Michael Jackson purchased the publishing copyrights to songs written by Lennon-McCartney and some early songs by George Harrison.
This was something which, according to one biography of the Thriller singer, Michael had joked about with Sir Paul McCartney at dinner.
However, things became real when the catalogue of songs from ATV Music became available to purchase, and both Sir Paul and Yoko Ono, John Lennon’s widow, decided against purchasing them.
Michael bought the rights to these songs, as well as some early George Harrison songs, for $47.5million (£36.7million) in 1985.
The catalogue came up for sale in 1984, and there were various bids for the publishing company.
However, Michael’s bid was successful, starting with $46million (£35.5million.)
As the deal continued to progress, other competitors continued to offer larger amounts, and eventually Michael increased his bid to the final amount, with the deal being completed in October 1985.
While he purchased a huge number of songs, he was not able to purchase the rights to Penny Lane, which the ATV Music owner of the time Robert Holmes à Court gifted to his daughter.
In 1995, Sony acquired 50 percent of the catalogue from Michael, with the company being renamed Sony/ATV Music Publishing.
As time went on, Sony continued to purchase more and more songs from Michael’s part of the company, and by 2006 Sony had operational control of the catalogues.
Michael’s own songs, however, were not held by the same company, meaning Sony were not purchasing Michael’s own songs.
The company acquired EMI Publishing, which included Mijac Music, the company which owned the rights to Michael’s songs.
In 2016, Sony acquired Michael’s stake in Sony/ATV for $750million (£579.3million), which was awarded to his estate, but this did not include his 10 percent stake in EMI Publishing.

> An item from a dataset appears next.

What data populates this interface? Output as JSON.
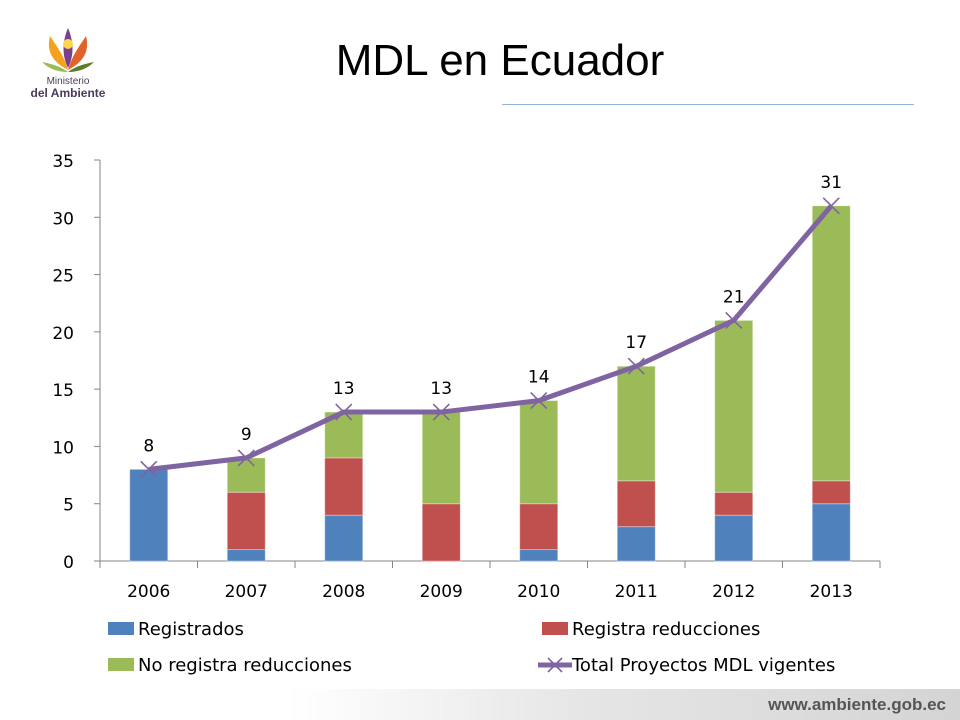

Then, in 2018, they finished their acquisition and bought his stake in EMI for $287.5 million (£222.1million,) but this did not include songs by The Beatles.
After the 2016 acquisitions, Sir Paul launched a legal challenge which sought to recover the rights to his half of the Lennon-McCartney catalogue, as copyright laws in the USA allow the author to reclaim the rights on anything they published before 1978, which would include the entire catalogue.
He was successful, so while Michael owned The Beatles songs for a long while, one share of the publishing rights now sit firmly with Sir Paul.
As for Yoko and John’s share of the rights, sources told Billboard in 2009 that Sony had made an offer to Yoko which meant they could keep John’s share of the rights until 70 years after his death, which would be 2050.
This may be a complicated issue, but it certainly did cause problems between Sir Paul and Michael, who were friends at one point in their lives.
Speaking to David Letterman in 2009 after Michael’s death, Sir Paul said: “…Somebody had to get it, I suppose. What happened actually was then I started to ring him [Michael] up.
“I thought, ‘OK, here’s the guy historically placed to give Lennon–McCartney a good deal at last.’
“Cuz we got signed when we were 21 or something in a back alley in Liverpool. And the deal, it’s remained the same, even though we made this company the most famous…
“But I did talk to him [Michael Jackson] about it. But he kind of blanked me on it. He kept saying, ‘That’s just business Paul.’
“You know. So, ‘yeah it is’, and waited for a reply. But we never kind of got to it…
“So we kind of drifted apart. It was no big bust up. We kind of drifted apart after that.
“But he was a lovely man, massively talented, and we miss him.”